Говоря это, он позвонил, и метис вошел.
Роден взял письмо из рук Джальмы, разорвал его на мелкие куски, скатал в шарик и, подавая его метису, сказал:
— Вы отдадите это подателю и прибавите, что таков мой единственный ответ на низкое и дерзкое послание… слышите, так и скажите: на низкое и дерзкое послание…
— Слушаюсь! — ответил метис, уходя.
— Быть может, эта борьба будет для вас опасна, отец мой? — сочувственно заметил индус.
— Может быть, и опасна. Но я поступаю не как вы… я не хочу убивать своих врагов за то, что они низки и злобны… нет… я хочу победить их… пользуясь покровительством закона… Берите пример с меня…
Заметив, что черты принца снова приняли мрачное выражение, Роден прибавил:
— Простите… я не буду ничего больше вам советовать… может быть, я неправ… но мы должны в этом случае положиться на решение вашей достойной покровительницы… Я увижу ее завтра… и если она согласится… я назову вам ваших врагов… если Же нет… то нет.
— А эта женщина… вторая мать… обладает таким характером, что я могу положиться на ее суждение? — спросил Джальма.
— Она? — воскликнул Роден, сложив руки и продолжая все с большей и большей горячностью и увлечением: — Она… да это олицетворение всего честного, благородного и отважного на земле! Она… Ваша покровительница! Если бы вы были действительно ее родным сыном… и она бы любила вас со всей страстью материнской любви… и если бы вам пришлось выбирать между низостью и смертью… она бы сказала вам: «Умри!» с тем, конечно, чтобы умереть с вами.
— О! благородное создание!.. такова была и моя мать! — с увлечением воскликнул Джальма.

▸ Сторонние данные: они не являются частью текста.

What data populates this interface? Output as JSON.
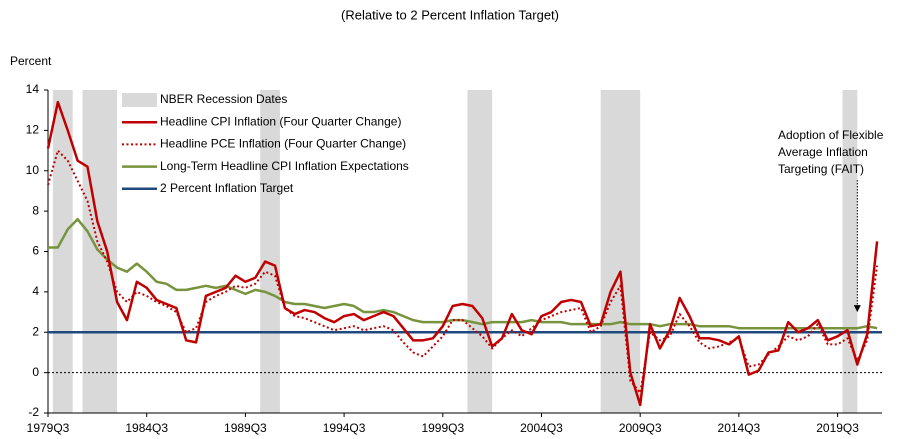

— Она… — продолжал со всевозрастающим жаром Роден, подходя ближе к дверям теплицы и бросая искоса беспокойный взор на штору, — она ваша покровительница! Это сама честность, прямота и мужество!.. Прежде всего честность!.. Да, это рыцарская прямота великодушного мужчины, соединенная с гордым достоинством женщины, никогда… слышите ли… никогда в жизни не сказавшей ни слова неправды! Мало этого, она не только никогда не скрывает ни единой мысли, но скорее бы умерла, чем прибегла к какой-либо мелкой хитрости или притворству, обычным для всех женщин уже просто из-за их общественного положения.